Kemenangan ini terasa istimewa bagi Alwi. Selain menjadi gelar BWF World Tour Super 500 keduanya, titel tersebut juga menjadi jawaban atas berbagai keraguan yang sempat mengiringi penampilannya dalam beberapa bulan terakhir.
Pebulu tangkis muda Indonesia itu mengaku sempat berada dalam masa sulit setelah perhelatan Piala Thomas.

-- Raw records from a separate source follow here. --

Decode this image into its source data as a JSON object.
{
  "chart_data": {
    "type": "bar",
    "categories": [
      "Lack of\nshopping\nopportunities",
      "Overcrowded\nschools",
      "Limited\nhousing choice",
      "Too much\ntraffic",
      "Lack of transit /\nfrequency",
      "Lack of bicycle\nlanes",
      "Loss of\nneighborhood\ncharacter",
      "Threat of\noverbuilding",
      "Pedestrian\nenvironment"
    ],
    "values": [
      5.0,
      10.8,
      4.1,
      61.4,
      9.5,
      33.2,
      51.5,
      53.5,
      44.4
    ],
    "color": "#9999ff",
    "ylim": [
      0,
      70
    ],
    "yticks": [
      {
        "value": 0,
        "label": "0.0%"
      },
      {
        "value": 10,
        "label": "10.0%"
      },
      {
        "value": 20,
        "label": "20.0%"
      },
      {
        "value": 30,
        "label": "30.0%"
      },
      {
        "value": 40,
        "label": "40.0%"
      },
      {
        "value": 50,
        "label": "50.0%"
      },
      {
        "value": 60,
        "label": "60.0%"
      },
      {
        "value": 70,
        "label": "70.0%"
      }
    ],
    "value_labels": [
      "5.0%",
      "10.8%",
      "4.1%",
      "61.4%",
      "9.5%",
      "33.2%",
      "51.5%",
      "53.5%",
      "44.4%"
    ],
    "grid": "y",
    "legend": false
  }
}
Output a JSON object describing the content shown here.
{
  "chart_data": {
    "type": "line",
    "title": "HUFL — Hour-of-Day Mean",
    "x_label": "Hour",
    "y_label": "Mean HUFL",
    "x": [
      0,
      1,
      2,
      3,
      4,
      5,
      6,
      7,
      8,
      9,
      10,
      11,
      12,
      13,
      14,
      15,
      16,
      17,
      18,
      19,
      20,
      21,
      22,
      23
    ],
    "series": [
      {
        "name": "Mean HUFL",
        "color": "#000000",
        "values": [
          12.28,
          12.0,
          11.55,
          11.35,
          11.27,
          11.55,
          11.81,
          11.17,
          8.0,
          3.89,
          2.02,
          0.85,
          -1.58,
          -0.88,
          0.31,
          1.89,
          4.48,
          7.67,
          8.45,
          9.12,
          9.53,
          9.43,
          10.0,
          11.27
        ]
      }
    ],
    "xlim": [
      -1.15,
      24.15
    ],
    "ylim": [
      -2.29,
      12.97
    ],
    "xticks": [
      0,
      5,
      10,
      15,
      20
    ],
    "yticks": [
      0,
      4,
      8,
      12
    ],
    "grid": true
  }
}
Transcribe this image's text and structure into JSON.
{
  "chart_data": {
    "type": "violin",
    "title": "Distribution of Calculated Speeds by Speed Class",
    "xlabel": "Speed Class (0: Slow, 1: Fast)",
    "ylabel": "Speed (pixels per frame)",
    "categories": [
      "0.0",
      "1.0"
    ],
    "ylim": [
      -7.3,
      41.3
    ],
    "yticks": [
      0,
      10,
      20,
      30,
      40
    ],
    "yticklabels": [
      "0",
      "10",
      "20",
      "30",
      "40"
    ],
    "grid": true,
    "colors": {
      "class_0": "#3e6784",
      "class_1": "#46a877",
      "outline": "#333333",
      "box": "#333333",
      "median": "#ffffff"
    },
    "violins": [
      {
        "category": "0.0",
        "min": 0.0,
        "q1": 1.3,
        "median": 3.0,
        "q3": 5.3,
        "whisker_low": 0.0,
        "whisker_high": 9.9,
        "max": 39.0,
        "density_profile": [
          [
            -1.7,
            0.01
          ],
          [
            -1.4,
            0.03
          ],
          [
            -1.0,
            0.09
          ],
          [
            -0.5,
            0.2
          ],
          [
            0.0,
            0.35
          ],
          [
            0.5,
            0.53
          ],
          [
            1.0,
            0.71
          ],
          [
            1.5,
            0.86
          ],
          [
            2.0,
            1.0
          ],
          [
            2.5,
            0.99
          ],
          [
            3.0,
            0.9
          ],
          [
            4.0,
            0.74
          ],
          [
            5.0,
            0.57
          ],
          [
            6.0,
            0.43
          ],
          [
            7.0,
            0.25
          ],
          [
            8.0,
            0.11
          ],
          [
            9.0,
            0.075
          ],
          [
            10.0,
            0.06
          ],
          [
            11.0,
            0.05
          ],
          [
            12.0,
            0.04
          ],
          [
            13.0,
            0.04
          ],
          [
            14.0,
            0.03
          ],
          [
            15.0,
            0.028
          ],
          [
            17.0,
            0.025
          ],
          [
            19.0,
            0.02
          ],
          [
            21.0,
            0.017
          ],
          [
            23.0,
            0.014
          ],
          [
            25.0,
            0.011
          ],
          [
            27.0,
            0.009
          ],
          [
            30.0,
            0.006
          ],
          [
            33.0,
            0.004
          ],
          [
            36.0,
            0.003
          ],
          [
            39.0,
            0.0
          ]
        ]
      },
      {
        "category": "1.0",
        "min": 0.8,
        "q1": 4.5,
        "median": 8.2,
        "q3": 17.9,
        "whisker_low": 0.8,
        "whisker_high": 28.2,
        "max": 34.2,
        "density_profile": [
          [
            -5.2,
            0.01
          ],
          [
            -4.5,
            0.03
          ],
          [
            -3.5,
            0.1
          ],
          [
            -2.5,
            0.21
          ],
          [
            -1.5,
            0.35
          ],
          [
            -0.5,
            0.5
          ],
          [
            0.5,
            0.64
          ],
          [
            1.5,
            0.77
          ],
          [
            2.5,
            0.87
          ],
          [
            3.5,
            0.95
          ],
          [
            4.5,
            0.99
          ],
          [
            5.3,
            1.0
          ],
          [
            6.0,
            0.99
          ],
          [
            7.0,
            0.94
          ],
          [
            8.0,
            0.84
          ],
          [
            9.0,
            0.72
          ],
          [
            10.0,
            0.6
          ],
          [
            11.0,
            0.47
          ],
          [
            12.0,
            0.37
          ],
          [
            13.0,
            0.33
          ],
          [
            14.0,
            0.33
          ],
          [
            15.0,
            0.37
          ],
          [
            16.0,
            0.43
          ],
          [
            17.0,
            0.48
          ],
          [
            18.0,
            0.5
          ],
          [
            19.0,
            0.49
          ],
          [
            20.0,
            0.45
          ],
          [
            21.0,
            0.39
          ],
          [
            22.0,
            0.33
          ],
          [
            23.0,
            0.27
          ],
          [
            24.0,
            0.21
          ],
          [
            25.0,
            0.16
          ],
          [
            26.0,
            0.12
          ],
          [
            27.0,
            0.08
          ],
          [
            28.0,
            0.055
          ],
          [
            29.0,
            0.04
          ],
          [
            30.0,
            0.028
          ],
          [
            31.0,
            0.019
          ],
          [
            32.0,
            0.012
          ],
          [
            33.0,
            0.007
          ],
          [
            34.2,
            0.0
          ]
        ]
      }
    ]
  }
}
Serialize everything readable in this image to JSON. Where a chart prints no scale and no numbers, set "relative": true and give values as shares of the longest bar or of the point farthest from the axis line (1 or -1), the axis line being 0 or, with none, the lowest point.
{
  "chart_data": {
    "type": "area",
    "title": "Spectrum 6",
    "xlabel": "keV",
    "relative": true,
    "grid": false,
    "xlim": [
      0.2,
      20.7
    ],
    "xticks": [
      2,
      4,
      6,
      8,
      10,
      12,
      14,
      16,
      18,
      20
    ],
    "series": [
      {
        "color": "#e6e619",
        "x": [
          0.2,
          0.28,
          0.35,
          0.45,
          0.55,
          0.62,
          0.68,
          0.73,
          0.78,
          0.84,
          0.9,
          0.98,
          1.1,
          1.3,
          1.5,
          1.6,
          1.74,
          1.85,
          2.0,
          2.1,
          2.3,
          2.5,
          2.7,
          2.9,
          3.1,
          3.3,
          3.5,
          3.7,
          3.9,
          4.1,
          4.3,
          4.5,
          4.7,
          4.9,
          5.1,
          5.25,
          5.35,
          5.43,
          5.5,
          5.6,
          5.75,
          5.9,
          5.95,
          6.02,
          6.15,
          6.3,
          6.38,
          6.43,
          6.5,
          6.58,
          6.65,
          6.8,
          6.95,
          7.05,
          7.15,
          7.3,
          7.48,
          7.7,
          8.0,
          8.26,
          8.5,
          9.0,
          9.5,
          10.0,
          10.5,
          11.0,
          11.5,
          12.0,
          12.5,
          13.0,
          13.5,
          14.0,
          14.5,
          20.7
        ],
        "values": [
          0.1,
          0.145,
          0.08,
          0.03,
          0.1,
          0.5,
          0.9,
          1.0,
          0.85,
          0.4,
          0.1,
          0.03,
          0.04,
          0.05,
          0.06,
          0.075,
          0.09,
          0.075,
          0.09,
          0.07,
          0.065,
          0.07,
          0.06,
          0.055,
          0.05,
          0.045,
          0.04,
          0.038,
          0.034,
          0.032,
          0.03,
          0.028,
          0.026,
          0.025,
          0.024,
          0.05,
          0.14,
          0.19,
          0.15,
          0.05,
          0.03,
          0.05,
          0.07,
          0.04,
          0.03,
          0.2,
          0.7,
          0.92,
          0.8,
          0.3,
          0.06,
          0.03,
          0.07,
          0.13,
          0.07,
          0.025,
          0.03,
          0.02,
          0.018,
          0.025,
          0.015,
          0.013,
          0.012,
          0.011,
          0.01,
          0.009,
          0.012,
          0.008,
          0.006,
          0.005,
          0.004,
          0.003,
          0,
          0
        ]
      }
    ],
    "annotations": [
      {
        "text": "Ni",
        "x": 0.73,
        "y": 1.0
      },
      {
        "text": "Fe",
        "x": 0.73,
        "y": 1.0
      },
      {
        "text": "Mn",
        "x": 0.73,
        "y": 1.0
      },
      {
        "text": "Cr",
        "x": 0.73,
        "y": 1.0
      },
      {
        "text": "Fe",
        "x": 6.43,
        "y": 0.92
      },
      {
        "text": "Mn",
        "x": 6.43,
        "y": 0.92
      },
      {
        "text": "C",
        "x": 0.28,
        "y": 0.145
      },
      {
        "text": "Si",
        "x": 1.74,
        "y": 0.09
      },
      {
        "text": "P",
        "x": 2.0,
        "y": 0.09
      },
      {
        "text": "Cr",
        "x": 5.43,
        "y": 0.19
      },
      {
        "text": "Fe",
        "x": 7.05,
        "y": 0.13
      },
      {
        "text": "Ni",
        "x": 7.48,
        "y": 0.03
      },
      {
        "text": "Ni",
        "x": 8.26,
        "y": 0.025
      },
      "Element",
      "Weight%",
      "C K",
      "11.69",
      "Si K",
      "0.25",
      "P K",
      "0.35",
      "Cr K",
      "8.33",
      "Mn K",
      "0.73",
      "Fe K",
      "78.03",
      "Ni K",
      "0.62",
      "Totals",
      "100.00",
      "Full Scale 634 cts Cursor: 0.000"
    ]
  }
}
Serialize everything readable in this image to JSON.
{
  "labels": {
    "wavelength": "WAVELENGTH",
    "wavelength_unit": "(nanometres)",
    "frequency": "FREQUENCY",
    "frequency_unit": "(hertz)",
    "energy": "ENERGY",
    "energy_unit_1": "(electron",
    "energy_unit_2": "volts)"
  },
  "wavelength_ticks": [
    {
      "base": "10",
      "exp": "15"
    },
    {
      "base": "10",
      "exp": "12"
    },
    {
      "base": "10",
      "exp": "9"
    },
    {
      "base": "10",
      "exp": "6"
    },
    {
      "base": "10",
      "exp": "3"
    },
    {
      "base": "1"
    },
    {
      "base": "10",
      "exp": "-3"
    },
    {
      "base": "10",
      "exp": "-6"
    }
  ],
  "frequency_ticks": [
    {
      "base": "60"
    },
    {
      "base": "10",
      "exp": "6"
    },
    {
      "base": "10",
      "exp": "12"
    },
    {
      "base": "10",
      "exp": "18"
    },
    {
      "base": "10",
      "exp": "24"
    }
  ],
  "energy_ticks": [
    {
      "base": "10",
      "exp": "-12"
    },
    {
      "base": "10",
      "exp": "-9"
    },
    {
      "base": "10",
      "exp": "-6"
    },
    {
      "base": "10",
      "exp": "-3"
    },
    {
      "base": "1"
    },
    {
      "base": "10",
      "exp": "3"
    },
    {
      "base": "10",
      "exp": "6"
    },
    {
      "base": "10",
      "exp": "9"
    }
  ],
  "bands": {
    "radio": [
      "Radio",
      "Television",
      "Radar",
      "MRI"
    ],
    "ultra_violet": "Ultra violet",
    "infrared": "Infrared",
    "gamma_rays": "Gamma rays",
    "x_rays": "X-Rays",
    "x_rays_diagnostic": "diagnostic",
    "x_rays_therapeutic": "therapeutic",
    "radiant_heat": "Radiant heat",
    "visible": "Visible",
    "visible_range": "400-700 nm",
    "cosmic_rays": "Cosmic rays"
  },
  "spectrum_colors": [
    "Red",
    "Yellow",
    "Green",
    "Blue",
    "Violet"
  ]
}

Namun, tekanan dan kritik yang datang justru dijadikan bahan bakar untuk bangkit.
"Rasanya sangat-sangat amat senang dan bahagia karena beberapa bulan kemarin saya memang sangat amat terpukul dengan kejadian di Piala Thomas. Tapi alhamdulillah saya terima kasih buat semua yang sudah mengkritik, sudah mendukung dan tetap mendukung dan mendoakan," ujar Alwi dalam keternagan yang dikutip PBSI.
Di partai puncak, Alwi tampil disiplin sejak awal pertandingan. Ia mampu mengontrol tempo permainan dan meminimalkan kesalahan sendiri, membuat Dong kesulitan mengembangkan permainan.
Persiapan matang menjadi salah satu kunci kemenangan Alwi. Sebelum bertemu Dong di final, ia mempelajari permainan lawannya melalui pertandingan yang sebelumnya dijalani rekan-rekannya, Anthony Sinisuka Ginting dan Moh. Zaki Ubaidillah.
Dari pengamatan tersebut, Alwi mencoba memetakan kekuatan sekaligus celah yang bisa dimanfaatkan untuk meredam agresivitas tunggal China tersebut.
"Dia punya postur yang tinggi jadi bola atasnya tajam. Di gim pertama saya bisa pegang kontrol permainan, sempat ketat di gim kedua awal tapi saya bisa balik ke pola gim pertama," kata Alwi.
Strategi tersebut terbukti efektif. Alwi mampu menjaga ritme permainan dan memaksa Dong lebih banyak berada dalam tekanan. Meski sempat mendapat perlawanan sengit pada awal gim kedua, wakil Indonesia itu tetap tenang dan kembali menemukan pola permainan terbaiknya.
Gelar Australian Open 2026 menjadi sinyal positif bagi kebangkitan sektor tunggal putra Indonesia yang dalam beberapa waktu terakhir menghadapi tantangan besar di level internasional.